再婚後の妻と子がおり、まだ命を落とせない。
仕事の効率を意識するという、昔の自分に考えられない変化が現れた。

また、困ったことに、職業人生の残りが短くなるにつれ、やりたいこと(テーマ)が次々と出てきた。
おもに「マネジメント」と「マーケティング」に関わる教育や指導である。
私が当時、私立で唯一だった明治大学経営学部を選んだのはマネジメントに関わりたかったからだ。
また、職業として認知されていなかったプランナーとして生計を立てようとしたのはマーケティングに関わりたかったからだ。

私は晩年に達し、「原点回帰」の情熱が湧いてきた。
それを叶えたくて一年一年、さらに一日一日をいとおしんでいる。
夏以降に開催した「理念経営」「戦略経営」「理念採用」「社員採用」「社長の態度力」「上司の態度力」「管理者の報連相」「新事業・新商品開発」などのセミナーはその成果の一端である。
コンテンツの練磨に精魂を傾け、心血を注いできた。
3年間で30テーマ前後のリリースを予定しており、ラインアップがかなり充実する。

私は、かつては大手企業とのつきあいが大半だったが、このところは中小企業、それも内需型の地方企業とのつきあいに力を入れている。
収入は前者がはるかに勝るが、やりがいは後者が断然大きい。
自分が得意とする「教育指導」の側面から、低迷や衰退に苦悩する企業の業績回復・拡大に貢献したいのだ。

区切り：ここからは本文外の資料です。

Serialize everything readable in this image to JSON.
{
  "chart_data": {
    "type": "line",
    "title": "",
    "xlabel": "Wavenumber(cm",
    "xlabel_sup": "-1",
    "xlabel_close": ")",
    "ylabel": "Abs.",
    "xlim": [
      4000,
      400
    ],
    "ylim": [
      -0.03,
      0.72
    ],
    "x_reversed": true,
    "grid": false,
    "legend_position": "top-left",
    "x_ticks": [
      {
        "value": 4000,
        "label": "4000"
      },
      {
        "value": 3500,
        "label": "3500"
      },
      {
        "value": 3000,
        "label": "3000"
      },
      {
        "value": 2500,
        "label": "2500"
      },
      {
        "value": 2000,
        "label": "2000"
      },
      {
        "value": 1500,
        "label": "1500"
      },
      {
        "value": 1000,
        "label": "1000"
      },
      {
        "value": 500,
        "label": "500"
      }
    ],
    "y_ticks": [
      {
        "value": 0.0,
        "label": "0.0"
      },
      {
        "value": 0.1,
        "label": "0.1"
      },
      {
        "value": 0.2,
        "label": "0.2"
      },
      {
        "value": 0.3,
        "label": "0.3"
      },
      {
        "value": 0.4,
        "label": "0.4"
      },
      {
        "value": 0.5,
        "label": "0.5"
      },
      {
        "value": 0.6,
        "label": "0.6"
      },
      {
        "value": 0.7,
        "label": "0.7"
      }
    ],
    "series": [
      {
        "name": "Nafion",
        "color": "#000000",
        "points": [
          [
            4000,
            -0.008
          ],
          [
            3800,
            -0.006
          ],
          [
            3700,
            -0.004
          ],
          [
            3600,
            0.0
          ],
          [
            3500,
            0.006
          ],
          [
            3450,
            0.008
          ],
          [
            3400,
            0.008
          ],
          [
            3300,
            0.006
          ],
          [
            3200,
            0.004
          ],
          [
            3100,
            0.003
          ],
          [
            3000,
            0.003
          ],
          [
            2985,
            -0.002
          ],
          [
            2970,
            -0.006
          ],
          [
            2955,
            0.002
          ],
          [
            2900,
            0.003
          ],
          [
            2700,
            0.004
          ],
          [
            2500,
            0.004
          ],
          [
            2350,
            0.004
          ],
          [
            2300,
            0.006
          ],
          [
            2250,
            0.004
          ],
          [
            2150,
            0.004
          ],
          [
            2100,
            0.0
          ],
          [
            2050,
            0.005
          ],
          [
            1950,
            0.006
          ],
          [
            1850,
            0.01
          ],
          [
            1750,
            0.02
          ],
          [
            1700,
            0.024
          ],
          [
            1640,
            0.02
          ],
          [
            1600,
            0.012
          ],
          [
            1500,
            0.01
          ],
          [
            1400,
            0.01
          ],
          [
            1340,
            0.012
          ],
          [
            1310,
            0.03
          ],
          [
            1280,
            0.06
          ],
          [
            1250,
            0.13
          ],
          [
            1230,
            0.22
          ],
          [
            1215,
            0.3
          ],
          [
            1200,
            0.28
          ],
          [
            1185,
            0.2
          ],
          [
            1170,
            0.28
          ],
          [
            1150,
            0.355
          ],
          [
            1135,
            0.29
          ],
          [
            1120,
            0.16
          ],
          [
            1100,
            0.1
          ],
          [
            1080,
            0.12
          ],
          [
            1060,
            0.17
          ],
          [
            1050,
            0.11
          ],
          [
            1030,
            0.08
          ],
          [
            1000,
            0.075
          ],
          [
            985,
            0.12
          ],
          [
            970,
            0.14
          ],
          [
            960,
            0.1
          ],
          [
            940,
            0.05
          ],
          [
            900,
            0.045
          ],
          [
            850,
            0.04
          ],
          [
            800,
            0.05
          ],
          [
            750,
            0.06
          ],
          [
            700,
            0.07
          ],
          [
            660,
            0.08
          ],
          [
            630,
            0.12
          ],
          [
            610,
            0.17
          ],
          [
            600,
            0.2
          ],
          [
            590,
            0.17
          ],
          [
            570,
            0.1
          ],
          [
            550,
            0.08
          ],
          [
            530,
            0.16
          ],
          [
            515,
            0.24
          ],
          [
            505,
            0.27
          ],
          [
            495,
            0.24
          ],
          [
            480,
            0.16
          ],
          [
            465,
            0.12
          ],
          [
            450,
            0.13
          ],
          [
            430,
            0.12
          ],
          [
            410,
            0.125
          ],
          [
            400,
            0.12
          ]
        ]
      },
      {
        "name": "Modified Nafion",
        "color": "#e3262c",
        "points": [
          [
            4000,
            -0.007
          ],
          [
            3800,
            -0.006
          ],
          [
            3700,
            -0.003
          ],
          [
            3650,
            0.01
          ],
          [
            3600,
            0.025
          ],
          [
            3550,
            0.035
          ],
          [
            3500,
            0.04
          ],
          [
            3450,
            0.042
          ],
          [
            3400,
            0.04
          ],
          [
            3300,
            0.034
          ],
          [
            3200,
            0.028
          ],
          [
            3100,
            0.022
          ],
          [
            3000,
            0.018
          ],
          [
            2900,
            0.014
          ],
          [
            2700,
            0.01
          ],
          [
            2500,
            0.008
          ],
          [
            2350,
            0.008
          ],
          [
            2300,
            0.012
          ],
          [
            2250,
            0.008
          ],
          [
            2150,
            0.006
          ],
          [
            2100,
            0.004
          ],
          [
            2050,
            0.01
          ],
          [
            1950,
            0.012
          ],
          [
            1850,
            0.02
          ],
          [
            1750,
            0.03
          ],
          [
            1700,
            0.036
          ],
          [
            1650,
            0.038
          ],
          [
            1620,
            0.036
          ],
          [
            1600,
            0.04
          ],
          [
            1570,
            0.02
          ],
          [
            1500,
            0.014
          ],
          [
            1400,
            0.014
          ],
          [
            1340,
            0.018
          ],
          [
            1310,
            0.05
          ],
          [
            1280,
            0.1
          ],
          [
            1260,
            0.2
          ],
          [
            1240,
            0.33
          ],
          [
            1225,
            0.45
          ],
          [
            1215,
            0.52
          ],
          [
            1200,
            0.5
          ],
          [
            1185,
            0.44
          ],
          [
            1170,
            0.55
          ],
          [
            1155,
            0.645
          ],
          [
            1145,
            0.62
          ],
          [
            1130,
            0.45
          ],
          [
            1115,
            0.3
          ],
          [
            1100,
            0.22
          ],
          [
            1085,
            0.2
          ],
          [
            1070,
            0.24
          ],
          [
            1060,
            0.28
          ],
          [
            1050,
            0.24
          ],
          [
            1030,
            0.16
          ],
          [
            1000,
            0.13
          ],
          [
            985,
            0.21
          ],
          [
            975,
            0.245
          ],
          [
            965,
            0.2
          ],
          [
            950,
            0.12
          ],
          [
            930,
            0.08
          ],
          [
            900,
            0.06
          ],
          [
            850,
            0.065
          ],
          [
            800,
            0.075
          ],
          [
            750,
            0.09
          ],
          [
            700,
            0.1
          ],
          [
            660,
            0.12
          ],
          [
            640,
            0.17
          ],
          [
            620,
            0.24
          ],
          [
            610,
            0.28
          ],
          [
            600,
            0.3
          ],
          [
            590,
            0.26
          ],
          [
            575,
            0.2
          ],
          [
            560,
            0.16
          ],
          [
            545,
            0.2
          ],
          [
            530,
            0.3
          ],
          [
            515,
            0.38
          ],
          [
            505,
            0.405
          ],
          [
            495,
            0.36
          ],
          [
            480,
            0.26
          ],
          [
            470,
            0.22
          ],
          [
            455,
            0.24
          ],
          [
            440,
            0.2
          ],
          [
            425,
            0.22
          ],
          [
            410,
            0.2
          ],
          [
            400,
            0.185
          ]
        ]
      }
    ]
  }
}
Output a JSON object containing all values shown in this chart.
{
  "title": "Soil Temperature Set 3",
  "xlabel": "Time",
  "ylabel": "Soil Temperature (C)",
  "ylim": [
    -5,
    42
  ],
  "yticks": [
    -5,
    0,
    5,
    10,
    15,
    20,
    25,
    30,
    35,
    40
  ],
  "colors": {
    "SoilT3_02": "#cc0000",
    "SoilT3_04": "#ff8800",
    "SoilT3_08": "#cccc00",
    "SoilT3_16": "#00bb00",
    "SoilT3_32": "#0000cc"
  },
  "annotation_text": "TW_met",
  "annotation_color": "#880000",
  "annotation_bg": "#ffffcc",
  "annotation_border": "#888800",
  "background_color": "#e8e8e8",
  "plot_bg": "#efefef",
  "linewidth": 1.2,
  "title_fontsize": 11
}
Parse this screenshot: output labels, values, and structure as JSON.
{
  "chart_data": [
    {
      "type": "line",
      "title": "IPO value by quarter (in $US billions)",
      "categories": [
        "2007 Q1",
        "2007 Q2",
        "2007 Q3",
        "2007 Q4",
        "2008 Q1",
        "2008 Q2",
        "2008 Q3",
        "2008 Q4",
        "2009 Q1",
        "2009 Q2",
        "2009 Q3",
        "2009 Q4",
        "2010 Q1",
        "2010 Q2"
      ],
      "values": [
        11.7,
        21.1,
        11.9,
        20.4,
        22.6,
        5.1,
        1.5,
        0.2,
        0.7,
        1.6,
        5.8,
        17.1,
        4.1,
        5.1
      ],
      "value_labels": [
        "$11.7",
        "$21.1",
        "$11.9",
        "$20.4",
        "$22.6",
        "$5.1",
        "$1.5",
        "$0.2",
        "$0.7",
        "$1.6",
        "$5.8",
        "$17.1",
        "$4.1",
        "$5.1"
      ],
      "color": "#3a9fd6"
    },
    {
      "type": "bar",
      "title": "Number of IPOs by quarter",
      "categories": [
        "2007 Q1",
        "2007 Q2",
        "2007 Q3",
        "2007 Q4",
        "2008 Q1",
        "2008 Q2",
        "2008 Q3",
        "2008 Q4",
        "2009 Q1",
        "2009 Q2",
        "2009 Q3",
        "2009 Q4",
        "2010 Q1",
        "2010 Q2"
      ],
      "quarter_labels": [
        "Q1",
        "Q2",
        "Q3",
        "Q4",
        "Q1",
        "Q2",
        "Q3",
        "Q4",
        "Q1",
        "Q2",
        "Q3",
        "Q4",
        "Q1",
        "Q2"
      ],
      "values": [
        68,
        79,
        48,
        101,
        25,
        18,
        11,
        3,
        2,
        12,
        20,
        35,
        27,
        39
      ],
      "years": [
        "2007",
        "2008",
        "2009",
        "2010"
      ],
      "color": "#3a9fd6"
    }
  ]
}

私は、両親ともに深刻なアルツハイマーの家系なので、ボケがいつ始まるのかも気がかりである。
避けられない宿命と腹を括っている。
老いは深まるばかりだが、心身が元気なうちは精一杯、中小企業の社業発展を支援したい。
なかでも地場企業が成長することは「地方創生」の観点からも不可欠である。
私にとっての喜びもひとしおだ。

とはいえ、「志」を実現するには、私はあまりに微力…。
そこで、地方の中核都市に根を張る中小企業と連携し、教育指導の機会や拠点を整備していきたい。
人材育成に本気のオーナー経営者の協力がなくては成し遂げられない取り組みである。
並行して、私の後継者の育成にもそろそろ着手したい。
第一級のインストラクターやトレーナーである。

私は職業人生を徐々に仕上げ、最良の状態で引き継ぎたいと考えている。